Article Idea:

research paper on the actual effectiveness of using personas

suggested by frank long on 2009/05/27

During the course of my literature review on the subject of personas, I found that despite the growing popularity of the methodology, comparatively little has been published on the subject (with the exception of Cooper and a small number of other practitioners), much of this has been written form a standpoint of advocacy or opposition – I found very little objective research.

During my review I came across a publication by Chapman and Milham (Microsoft). As you might be aware, they are sceptical about using personas. They call for more objective research in a number of different areas. One which caught my interest…
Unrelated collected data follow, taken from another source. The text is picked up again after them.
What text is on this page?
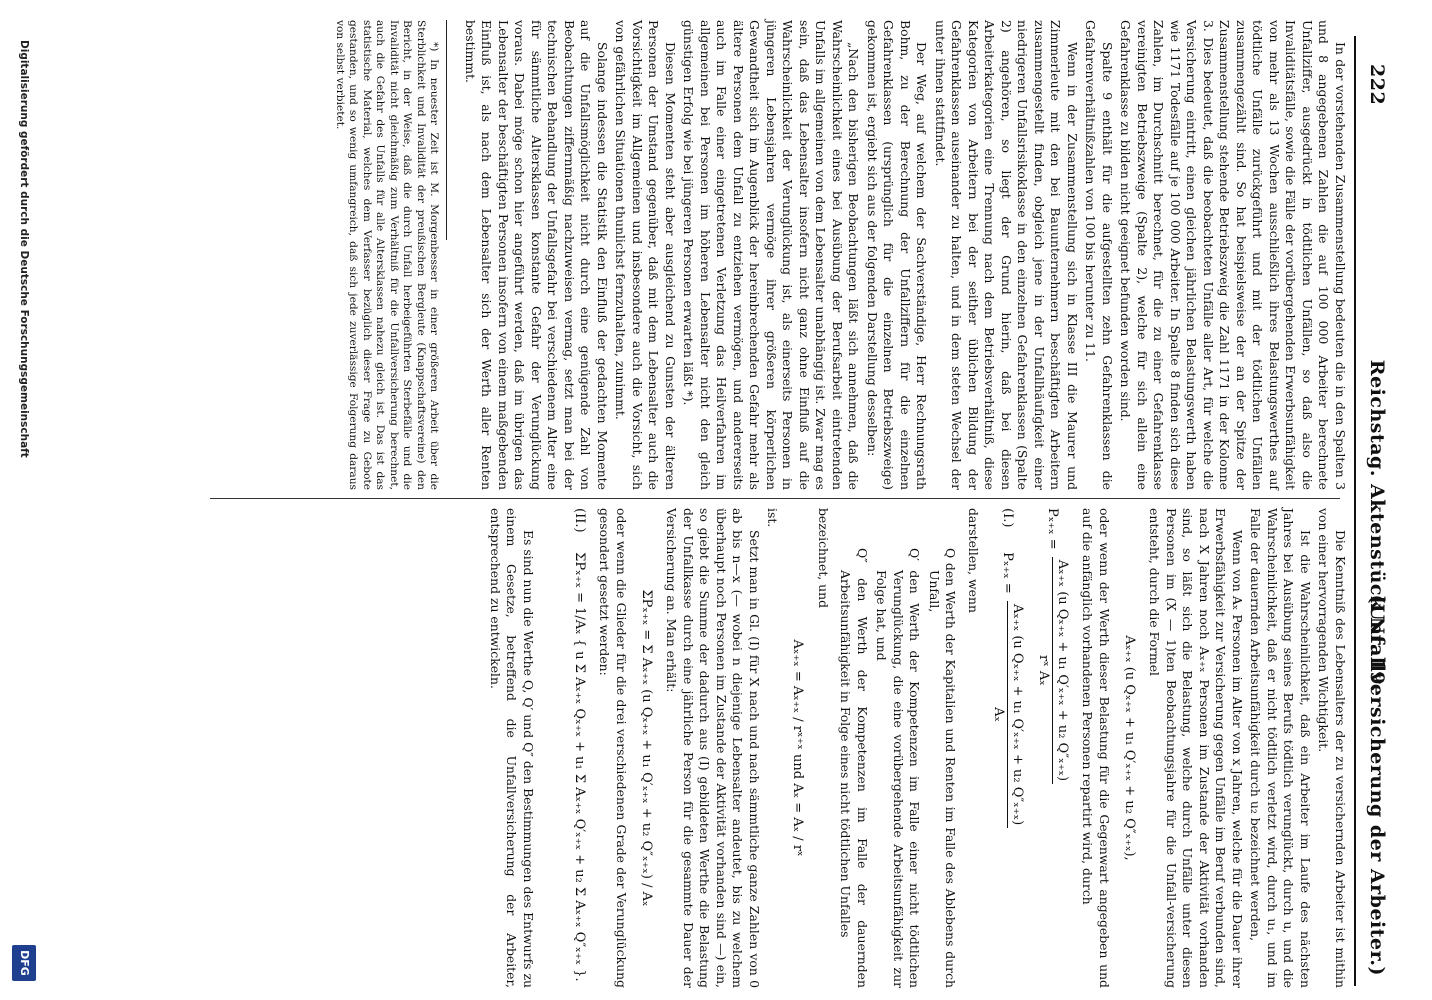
222
Reichstag. Aktenstück Nr. 19.
(Unfallversicherung der Arbeiter.)

In der vorstehenden Zusammenstellung bedeuten die in den Spalten 3 und 8 angegebenen Zahlen die auf 100 000 Arbeiter berechnete Unfallziffer, ausgedrückt in tödtlichen Unfällen, so daß also die Invaliditätsfälle, sowie die Fälle der vorübergehenden Erwerbsunfähigkeit von mehr als 13 Wochen ausschließlich ihres Belastungswerthes auf tödtliche Unfälle zurückgeführt und mit der tödtlichen Unfällen zusammengezählt sind. So hat beispielsweise der an der Spitze der Zusammenstellung stehende Betriebszweig die Zahl 1171 in der Kolonne 3. Dies bedeutet, daß die beobachteten Unfälle aller Art, für welche die Versicherung eintritt, einen gleichen jährlichen Belastungswerth haben wie 1171 Todesfälle auf je 100 000 Arbeiter. In Spalte 8 finden sich diese Zahlen, im Durchschnitt berechnet, für die zu einer Gefahrenklasse vereinigten Betriebszweige (Spalte 2), welche für sich allein eine Gefahrenklasse zu bilden nicht geeignet befunden worden sind.

Spalte 9 enthält für die aufgestellten zehn Gefahrenklassen die Gefahrenverhältnißzahlen von 100 bis herunter zu 11.

Wenn in der Zusammenstellung sich in Klasse III die Maurer und Zimmerleute mit den bei Bauunternehmern beschäftigten Arbeitern zusammengestellt finden, obgleich jene in der Unfallhäufigkeit einer niedrigeren Unfallsrisikoklasse in den einzelnen Gefahrenklassen (Spalte 2) angehören, so liegt der Grund hierin, daß bei diesen Arbeiterkategorien eine Trennung nach dem Betriebsverhältniß, diese Kategorien von Arbeitern bei der seither üblichen Bildung der Gefahrenklassen auseinander zu halten, und in dem steten Wechsel der unter ihnen stattfindet.

Der Weg, auf welchem der Sachverständige, Herr Rechnungsrath Bohm, zu der Berechnung der Unfallziffern für die einzelnen Gefahrenklassen (ursprünglich für die einzelnen Betriebszweige) gekommen ist, ergiebt sich aus der folgenden Darstellung desselben:

„Nach den bisherigen Beobachtungen läßt sich annehmen, daß die Wahrscheinlichkeit eines bei Ausübung der Berufsarbeit eintretenden Unfalls im allgemeinen von dem Lebensalter unabhängig ist. Zwar mag es sein, daß das Lebensalter insofern nicht ganz ohne Einfluß auf die Wahrscheinlichkeit der Verunglückung ist, als einerseits Personen in jüngeren Lebensjahren vermöge ihrer größeren körperlichen Gewandtheit sich im Augenblick der hereinbrechenden Gefahr mehr als ältere Personen dem Unfall zu entziehen vermögen, und andererseits auch im Falle einer eingetretenen Verletzung das Heilverfahren im allgemeinen bei Personen im höheren Lebensalter nicht den gleich günstigen Erfolg wie bei jüngeren Personen erwarten läßt *).

Diesen Momenten steht aber ausgleichend zu Gunsten der älteren Personen der Umstand gegenüber, daß mit dem Lebensalter auch die Vorsichtigkeit im Allgemeinen und insbesondere auch die Vorsicht, sich von gefährlichen Situationen thunlichst fernzuhalten, zunimmt.

Solange indessen die Statistik den Einfluß der gedachten Momente auf die Unfallsmöglichkeit nicht durch eine genügende Zahl von Beobachtungen ziffernmäßig nachzuweisen vermag, setzt man bei der technischen Behandlung der Unfallsgefahr bei verschiedenem Alter eine für sämmtliche Altersklassen konstante Gefahr der Verunglückung voraus. Dabei möge schon hier angeführt werden, daß im übrigen das Lebensalter der beschäftigten Personen insofern von einem maßgebenden Einfluß ist, als nach dem Lebensalter sich der Werth aller Renten bestimmt.

*) In neuester Zeit ist M. Morgenbesser in einer größeren Arbeit über die Sterblichkeit und Invalidität der preußischen Bergleute (Knappschaftsvereine) den Bericht, in der Weise, daß die durch Unfall herbeigeführten Sterbefälle und die Invalidität nicht gleichmäßig zum Verhältniß für die Unfallversicherung berechnet, auch die Gefahr des Unfalls für alle Altersklassen nahezu gleich ist. Das ist das statistische Material, welches dem Verfasser bezüglich dieser Frage zu Gebote gestanden, und so wenig umfangreich, daß sich jede zuverlässige Folgerung daraus von selbst verbietet.

Die Kenntniß des Lebensalters der zu versichernden Arbeiter ist mithin von einer hervorragenden Wichtigkeit.

Ist die Wahrscheinlichkeit, daß ein Arbeiter im Laufe des nächsten Jahres bei Ausübung seines Berufs tödtlich verunglückt, durch u, und die Wahrscheinlichkeit, daß er nicht tödtlich verletzt wird, durch u₁, und im Falle der dauernden Arbeitsunfähigkeit durch u₂ bezeichnet werden,

Wenn von Aₓ Personen im Alter von x Jahren, welche für die Dauer ihrer Erwerbsfähigkeit zur Versicherung gegen Unfälle im Beruf verbunden sind, nach X Jahren noch Aₓ₊ₓ Personen im Zustande der Aktivität vorhanden sind, so läßt sich die Belastung, welche durch Unfälle unter diesen Personen im (X — 1)ten Beobachtungsjahre für die Unfall-versicherung entsteht, durch die Formel

Aₓ₊ₓ (u Qₓ₊ₓ + u₁ Q′ₓ₊ₓ + u₂ Q″ₓ₊ₓ),

oder wenn der Werth dieser Belastung für die Gegenwart angegeben und auf die anfänglich vorhandenen Personen repartirt wird, durch

Pₓ₊ₓ =
Aₓ₊ₓ (u Qₓ₊ₓ + u₁ Q′ₓ₊ₓ + u₂ Q″ₓ₊ₓ)
rˣ Aₓ
(I.) Pₓ₊ₓ =
Aₓ₊ₓ (u Qₓ₊ₓ + u₁ Q′ₓ₊ₓ + u₂ Q″ₓ₊ₓ)
Aₓ

darstellen, wenn

Q den Werth der Kapitalien und Renten im Falle des Ablebens durch Unfall,
Q′ den Werth der Kompetenzen im Falle einer nicht tödtlichen Verunglückung, die eine vorübergehende Arbeitsunfähigkeit zur Folge hat, und
Q″ den Werth der Kompetenzen im Falle der dauernden Arbeitsunfähigkeit in Folge eines nicht tödtlichen Unfalles

bezeichnet, und

Aₓ₊ₓ = Aₓ₊ₓ / rˣ⁺ˣ und Aₓ = Aₓ / rˣ

ist.

Setzt man in Gl. (I) für X nach und nach sämmtliche ganze Zahlen von 0 ab bis n—x (— wobei n diejenige Lebensalter andeutet, bis zu welchem überhaupt noch Personen im Zustande der Aktivität vorhanden sind —) ein, so giebt die Summe der dadurch aus (I) gebildeten Werthe die Belastung der Unfallkasse durch eine jährliche Person für die gesammte Dauer der Versicherung an. Man erhält:

ΣPₓ₊ₓ = Σ Aₓ₊ₓ (u Qₓ₊ₓ + u₁ Q′ₓ₊ₓ + u₂ Q″ₓ₊ₓ) / Aₓ

oder wenn die Glieder für die drei verschiedenen Grade der Verunglückung gesondert gesetzt werden:

(II.) ΣPₓ₊ₓ = 1/Aₓ { u Σ Aₓ₊ₓ Qₓ₊ₓ + u₁ Σ Aₓ₊ₓ Q′ₓ₊ₓ + u₂ Σ Aₓ₊ₓ Q″ₓ₊ₓ }.

Es sind nun die Werthe Q, Q′ und Q″ den Bestimmungen des Entwurfs zu einem Gesetze, betreffend die Unfallversicherung der Arbeiter, entsprechend zu entwickeln.

Digitalisierung gefördert durch die Deutsche Forschungsgemeinschaft
DFG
“Despite our scepticism about the Personas method, its efficacy is open to debate. There have been no adequate studies addressing the reliability, validity, or utility of the method. To rectify this, we suggest the following as potential idea sketches for future research.

(Point 4) Assign multiple teams to design the same product, where some teams use personas and some don’t. Which teams create products that are more usable?”

Chapman, C.N. and Milham, R. P. (2006). The persona’s new clothes: methodological and practical arguments against a popular method. Proceedings of the Human Factors and Ergonomics Society 50th Annual Meeting, p 635

I decided to do just that. I created an experiment that was conducted using students from the National College of Art and design. The students were given a brief to design a product; some were given personas while others were given the research that generated the personas. (All groups were working from the same information basis). I wanted to see what difference the personas would make. Would the product solutions be different? Which would be more useable? How would personas impact on the design process itself?

I also included a parallel study on the difference between communicating personas as photographic images V illustrations and using text based scenarios V storyboards.